Участковый помялся, но всё же решил ответить.

- Ориентировка пришла из самой Москвы. На-ка вот фото, погляди: он? Не он?

Дарья Федосеевна взяла фотографию. Сходство было. Правда, весьма отдаленное, но было.

- Чуток похож, но не он, - уверенно сказала она, возвращая карточку. – А гостя моего ты не тронь. Ты знаешь ведь, что внучка у меня больна? Что врачи от неё отказались?

- Знаю, как не знать, - пожал плечами участковый.

- И что я Валюшку собралась к целителю везти знаешь? Что деньги вот уж сколько собирала?

- И это знаю. Работа у меня такая, всё знать.

- Так это он и был, целитель тот, точно тебе говорю. Вальку за вечер вылечил. Просто посмотрел на неё – и готово, здоровой девка стала. А теперь подумай башкой своей: отчего такой человек может из большого города сорваться и по дальним поселкам прятаться?
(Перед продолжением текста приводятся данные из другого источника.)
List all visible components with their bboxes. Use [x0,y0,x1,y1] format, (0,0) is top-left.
Отчего его начальство твое ищет? Видать, генерал какой захотел под себя его поставить, чтобы лечил только по его слову. Так что не скажу я ничего. А спросят – ничего не видала, никого не привечала. И внучку научу. А коли решишь начальству своему доложить, ко мне можешь больше даже близко не подходить. Все, иди, дел у тебя много. А у меня ребенок голодный, его кормить надо.


***


- Что вы можете сказать в свое оправдание?

Следователь нависал необъятным пузом над подполковником. От него несло луком и дешевым одеколоном, и Усольцев невольно поморщился. Его и без того мутило: что вы хотите, неслабое сотрясение мозга, а тут еще этот вонючка. Но ответил он твердо:

- Мне не в чем оправдываться. Я ни в чем не виноват.

- У меня другие сведения, - не унимался следак. – Вы сорвали вербовку объекта, позволили ему скрыться, возможно, были с ним в сговоре.

- Чушь. Я выполнял распоряжения вышестоящего начальства.

- Ваши утверждения ничем не подтверждаются.

Подполковника крутили уже несколько дней, несмотря на категорические запреты врачей. Впрочем, кто будет слушать врачей, когда у начальства зад подгорает! Он не знал, что происходит, но догадывался, что история с Меркушиным дошла до самого верха, там оценили эпичность провала и, озлясь от понимания размеров упущенной выгоды, принялись казнить и миловать, невзирая на реальное отношение к делу. Главным образом, казнить. Наверняка все козлы отпущения уже назначены и он, Усольцев, среди них самый первый и самый крупный.

- А мне насрать, - выдал он резюме своим мыслям. – Тебе вообще что от меня надо? Признаваться я ни в чем не буду. Нужные тебе выводы ты и сам напишешь, а помогать тебе дело стряпать я не стану. Не маленький, сам справишься.

- Вот, значит, как! Вы, значит, отказываетесь помочь следствию!

- Ты еще спой песенку про разоружение перед партией. Я что не вижу? Ты ведь не виновных ищешь, а крайних. Вот и ищи самостоятельно. А мне каяться не в чем, у меня совесть чиста и перед страной, и перед конторой, и перед самим собой.